The way to achieve this is to take the initial text, and split it by whitespace into a string array using string.split(' ');
Next, you need to iterate over every string in the array.
This is easy for single words, but more complex for groups.
For this reason, you need to define a group size. You must control the number of places in the array the pointer advances for each iteration.
Once you are able to iterate the array, you need to grab the group of words (however long you have chosen it to be), and store it somewhere.
Your dictionary in the example is a good approach.
If the dictionary contains the word group, you increment its value by one.
If it doesn't contain the group, just add it with a default value of 1.
if (wordList.ContainsKey(theKey)) {
wordList[theKey]++;
} else {
wordList.Add(theKey, 1);
}
You do rightly mention that your research showed that regex is not high performance.

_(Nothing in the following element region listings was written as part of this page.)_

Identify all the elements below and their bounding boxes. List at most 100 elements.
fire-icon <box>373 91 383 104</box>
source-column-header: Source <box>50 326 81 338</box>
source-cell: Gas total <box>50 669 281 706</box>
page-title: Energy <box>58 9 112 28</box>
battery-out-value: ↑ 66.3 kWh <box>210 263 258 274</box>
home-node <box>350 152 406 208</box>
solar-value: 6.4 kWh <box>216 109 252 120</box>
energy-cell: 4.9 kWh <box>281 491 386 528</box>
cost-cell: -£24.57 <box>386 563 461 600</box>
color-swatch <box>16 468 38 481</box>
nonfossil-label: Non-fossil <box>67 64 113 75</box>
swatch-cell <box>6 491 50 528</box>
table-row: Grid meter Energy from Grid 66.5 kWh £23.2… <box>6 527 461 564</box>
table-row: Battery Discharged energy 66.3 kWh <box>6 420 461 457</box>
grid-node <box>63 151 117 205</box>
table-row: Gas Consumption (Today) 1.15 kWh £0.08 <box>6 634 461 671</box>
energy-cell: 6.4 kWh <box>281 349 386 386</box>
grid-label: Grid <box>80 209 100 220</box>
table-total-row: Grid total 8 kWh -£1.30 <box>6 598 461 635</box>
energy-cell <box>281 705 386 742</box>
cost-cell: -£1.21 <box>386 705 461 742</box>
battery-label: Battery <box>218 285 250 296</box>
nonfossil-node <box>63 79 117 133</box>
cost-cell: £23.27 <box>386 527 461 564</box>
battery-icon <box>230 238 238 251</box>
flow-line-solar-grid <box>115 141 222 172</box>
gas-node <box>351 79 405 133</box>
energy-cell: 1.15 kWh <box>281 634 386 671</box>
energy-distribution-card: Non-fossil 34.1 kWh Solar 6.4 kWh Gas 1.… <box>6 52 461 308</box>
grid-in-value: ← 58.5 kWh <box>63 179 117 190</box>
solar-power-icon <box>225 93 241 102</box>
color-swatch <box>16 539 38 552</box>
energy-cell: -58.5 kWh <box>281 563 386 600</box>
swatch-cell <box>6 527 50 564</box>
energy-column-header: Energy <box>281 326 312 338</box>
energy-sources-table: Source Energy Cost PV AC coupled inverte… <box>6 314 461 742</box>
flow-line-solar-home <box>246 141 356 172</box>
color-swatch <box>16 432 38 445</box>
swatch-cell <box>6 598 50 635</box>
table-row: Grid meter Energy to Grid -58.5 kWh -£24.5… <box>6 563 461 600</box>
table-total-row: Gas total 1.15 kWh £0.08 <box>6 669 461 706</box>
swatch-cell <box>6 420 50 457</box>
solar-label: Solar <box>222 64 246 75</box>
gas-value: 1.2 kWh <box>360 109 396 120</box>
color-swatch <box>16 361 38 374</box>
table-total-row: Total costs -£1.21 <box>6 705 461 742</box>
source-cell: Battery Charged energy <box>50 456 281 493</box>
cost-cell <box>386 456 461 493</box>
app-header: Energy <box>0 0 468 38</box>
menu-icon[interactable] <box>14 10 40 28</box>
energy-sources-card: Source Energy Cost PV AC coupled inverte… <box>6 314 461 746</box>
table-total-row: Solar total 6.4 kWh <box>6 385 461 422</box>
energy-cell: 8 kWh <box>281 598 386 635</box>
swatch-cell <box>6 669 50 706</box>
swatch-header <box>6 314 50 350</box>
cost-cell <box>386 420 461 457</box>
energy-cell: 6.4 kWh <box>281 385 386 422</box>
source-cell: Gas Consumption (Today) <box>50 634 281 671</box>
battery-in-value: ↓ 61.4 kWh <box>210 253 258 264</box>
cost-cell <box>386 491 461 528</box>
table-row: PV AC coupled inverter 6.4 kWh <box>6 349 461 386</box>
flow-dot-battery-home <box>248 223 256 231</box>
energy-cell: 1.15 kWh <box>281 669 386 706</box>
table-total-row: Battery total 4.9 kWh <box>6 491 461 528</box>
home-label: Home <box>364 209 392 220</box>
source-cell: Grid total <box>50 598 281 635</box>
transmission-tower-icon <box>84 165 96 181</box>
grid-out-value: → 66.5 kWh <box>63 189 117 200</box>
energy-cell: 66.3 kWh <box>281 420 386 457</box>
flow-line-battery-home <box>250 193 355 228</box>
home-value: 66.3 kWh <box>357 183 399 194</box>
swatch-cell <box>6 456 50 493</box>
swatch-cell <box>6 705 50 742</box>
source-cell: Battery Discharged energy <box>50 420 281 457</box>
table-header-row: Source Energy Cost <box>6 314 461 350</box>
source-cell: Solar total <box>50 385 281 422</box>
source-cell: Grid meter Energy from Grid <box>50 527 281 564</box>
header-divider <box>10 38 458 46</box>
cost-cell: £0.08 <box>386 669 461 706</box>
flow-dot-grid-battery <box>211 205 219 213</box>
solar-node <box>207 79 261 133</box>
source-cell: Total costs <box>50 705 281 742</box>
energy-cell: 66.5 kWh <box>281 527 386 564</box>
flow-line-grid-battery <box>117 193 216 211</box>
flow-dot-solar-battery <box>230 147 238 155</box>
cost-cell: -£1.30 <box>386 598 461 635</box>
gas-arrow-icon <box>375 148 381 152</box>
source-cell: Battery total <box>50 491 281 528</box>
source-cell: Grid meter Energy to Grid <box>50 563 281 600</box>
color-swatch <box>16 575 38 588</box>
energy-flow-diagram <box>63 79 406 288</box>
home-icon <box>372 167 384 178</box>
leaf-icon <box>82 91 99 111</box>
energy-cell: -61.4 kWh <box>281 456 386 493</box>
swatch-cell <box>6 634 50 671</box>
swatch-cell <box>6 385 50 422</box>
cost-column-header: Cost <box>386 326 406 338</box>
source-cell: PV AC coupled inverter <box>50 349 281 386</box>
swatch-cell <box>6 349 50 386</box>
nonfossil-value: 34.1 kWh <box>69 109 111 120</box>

For this task, regex is completely the wrong tool - you're not looking for patterns, you're examining groups.
For that, you have to go through the text from start to finish, checking values.

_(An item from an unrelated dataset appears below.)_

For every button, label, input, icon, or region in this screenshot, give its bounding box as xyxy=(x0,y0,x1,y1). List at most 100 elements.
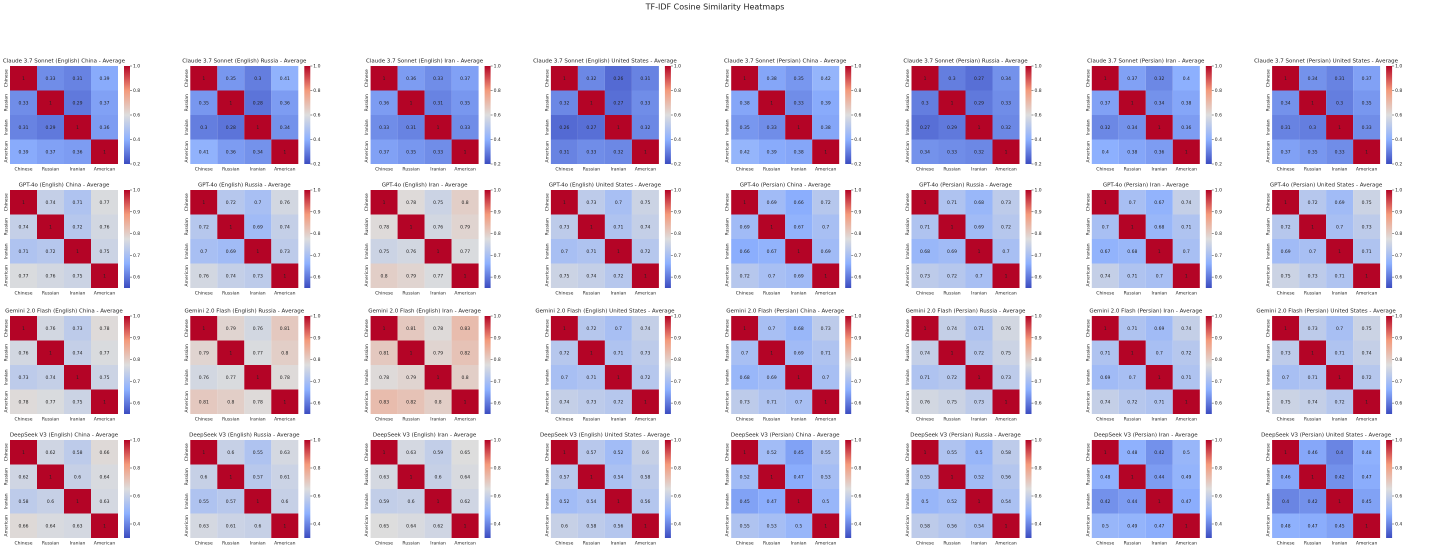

Any task that involves iterating through text and running a repeating function on it should never use regex.
EDIT: My initial assumption of the performance of Regex was not correct - in C#, it seems to be a great deal faster than in Java, yet I would still maintain that a pure regex approach is not as quick as using regex to tokenise the text then use either a loop or linq expression to find the groups.
Stating
@galakt As I mentioned above, let's say 3. Does it matter?

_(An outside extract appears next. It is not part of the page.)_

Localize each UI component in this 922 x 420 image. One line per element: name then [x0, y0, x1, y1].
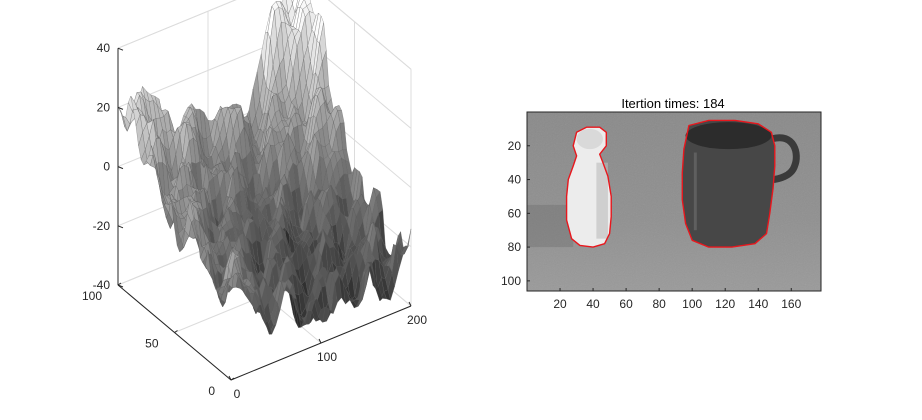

The idea of a word group is entirely abstract. Yes, it's a group of words, but the whole block of text is a group of words.
Rules have to be applied to govern how you act on that group of words.
Below is a sample method which will return a dictionary of all the word groups based on a size passed via the method call.
It does not strip any non-alphanumeric chars from the text, but it is fast, even with larger group sizes.
To call it, use Dictionary<String, int> SingleWordGroups = GetWordGroupInstances(1);
private Dictionary<String, int> GetWordGroupInstances(int GroupSize) {
Dictionary<String, int> WordGroupInstances = new Dictionary<string, int>();
//Grab the string to work from...
String[] sourceText = GetSourceText().Split(' ');
int pointer = 0;
StringBuilder groupBuilder = new StringBuilder();
while (pointer < sourceText.Length - GroupSize) {
groupBuilder.Clear();
int offset = pointer + GroupSize;
for (int i = pointer; i < offset; i++) {
//prepend a space to allow separation between words in groups.
//We can make a substring from this later starting from char 1
//to lose the initial whitespace from the string.
groupBuilder.Append(" ").Append(sourceText[i]);
}
String key = groupBuilder.ToString().Substring(1);
if (!WordGroupInstances.ContainsKey(key)) {
WordGroupInstances.Add(key, 1);
} else {
WordGroupInstances[key]++;
}
/**
* Setting the pointer to increase by group size grabs a group, moves on
* to the end of the group, and grabs the next.
*
*/
pointer += GroupSize;
/**
* Setting the point to increment by 1 grabs a group, advances by 1 word, then
* grabs the next, so from the phrase - "Hello world, I'm some text", the groups of size 2 would be
* "Hello world,", "world, I'm", "I'm some" etc...
*/
//pointer++;
}
return WordGroupInstances;
}
The method below is modified to produce all the group output in turn, so
The
The Green
Green Algae
The Green Algae
etc...
It's worth noting that the entire text must be converted to either lower or upper case so that words are not case dependent.
I've refined this a little to improve the performance (and remove the need for the break instruction).
private Dictionary<String, int> GetAllGroups() {
Dictionary<string, int> WordGroupInstances = new Dictionary<string, int>();
StringBuilder groupBuilder = new StringBuilder();
String[] sourceText = GetSourceText().Split(' ');
for (int i = 0; i < sourceText.Length; i++) {
groupBuilder.Clear();
for (int j = i; j < sourceText.Length; j++) {
groupBuilder.Append(" ").Append(sourceText[j]);
String key = groupBuilder.ToString().Substring(1);
if (!WordGroupInstances.ContainsKey(key)) {
WordGroupInstances.Add(key, 1);
} else {
WordGroupInstances[key]++;
}
}
}
return WordGroupInstances;
}
After performance testing with the corpus of text (288 words), it will create the 41773 word groups in 0.171886 seconds.